Issues include using the token or a claim to build a directory path and only performing a prefix check, which can be bypassed with encoded paths or null bytes in some Python versions. The correct approach is to treat the filename as an identifier, map it to a safe location, and avoid concatenating user input into paths derived from JWT claims.

Secure implementation example:

import os
from fastapi import Depends, Fastapi, HTTPException
from jose import jwt

app = Fastapi()
SECRET = "secret"
ALGORITHM = "HS256"

BASE_DIR = "/safe/files"

def get_current_user(token: str):
    try:
        payload = jwt.decode(token, SECRET, algorithms=[ALGORITHM])
        username: str = payload.get("sub")
        if username is None:
            raise HTTPException(status_code=401, detail="Invalid authentication")
        return username
    except JWTError:
        raise HTTPException(status_code=401, detail="Invalid token")
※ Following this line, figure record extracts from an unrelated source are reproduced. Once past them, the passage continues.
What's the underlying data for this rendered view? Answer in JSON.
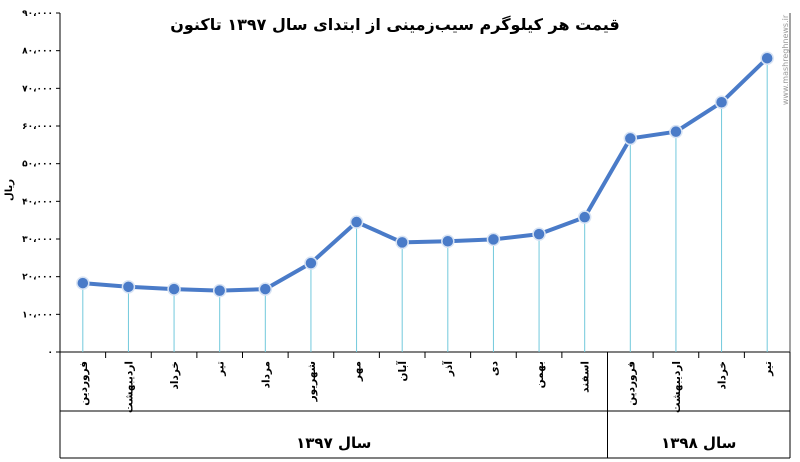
{
  "chart_data": {
    "type": "line",
    "title": "قیمت هر کیلوگرم سیب‌زمینی از ابتدای سال ۱۳۹۷ تاکنون",
    "ylabel": "ریال",
    "xlabel": "",
    "ylim": [
      0,
      90000
    ],
    "y_ticks": [
      0,
      10000,
      20000,
      30000,
      40000,
      50000,
      60000,
      70000,
      80000,
      90000
    ],
    "y_tick_labels": [
      "۰",
      "۱۰،۰۰۰",
      "۲۰،۰۰۰",
      "۳۰،۰۰۰",
      "۴۰،۰۰۰",
      "۵۰،۰۰۰",
      "۶۰،۰۰۰",
      "۷۰،۰۰۰",
      "۸۰،۰۰۰",
      "۹۰،۰۰۰"
    ],
    "categories": [
      "فروردین",
      "اردیبهشت",
      "خرداد",
      "تیر",
      "مرداد",
      "شهریور",
      "مهر",
      "آبان",
      "آذر",
      "دی",
      "بهمن",
      "اسفند",
      "فروردین",
      "اردیبهشت",
      "خرداد",
      "تیر"
    ],
    "values": [
      18300,
      17300,
      16700,
      16300,
      16700,
      23600,
      34500,
      29100,
      29400,
      29900,
      31300,
      35800,
      56700,
      58500,
      66300,
      78000
    ],
    "groups": [
      {
        "label": "سال ۱۳۹۷",
        "count": 12
      },
      {
        "label": "سال ۱۳۹۸",
        "count": 4
      }
    ],
    "grid": false,
    "colors": {
      "line": "#4a7bc8",
      "marker_fill": "#4a7bc8",
      "marker_edge": "#d7e3f4",
      "drop_lines": "#72c9dc",
      "axis": "#000000"
    }
  },
  "watermark": "www.mashreghnews.ir"
}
def safe_path(user_id: str, filename: str) -> str:
    # Map user identity to a safe directory name, avoid direct concatenation
    sanitized_user = "user_" + user_id.replace("/", "_").replace("\", "_")
    candidate = os.path.normpath(os.path.join("uploads", sanitized_user, filename))
    full = os.path.realpath(os.path.join(BASE_DIR, candidate))
    if not full.startswith(os.path.realpath(BASE_DIR)):
        raise HTTPException(status_code=403, detail="Path traversal detected")
    return full

@app.get("/download/{filename}")
def download_file(filename: str, token: str = Depends(get_current_user)):
    # Assume get_user_id decodes and returns a safe user identifier
    user_id = token  # in practice, extract a stable user ID from the token
    filepath = safe_path(user_id, filename)
    with open(filepath, "rb") as f:
        return f.read()

Key practices: resolve paths with os.path.realpath, normalize with os.path.normpath, avoid using raw JWT claims or usernames directly in filesystem paths, and enforce that the final path must start with the real base directory. Treat filenames as opaque identifiers and map them to filesystem-safe names or use a database-backed mapping between tokens and allowed resources.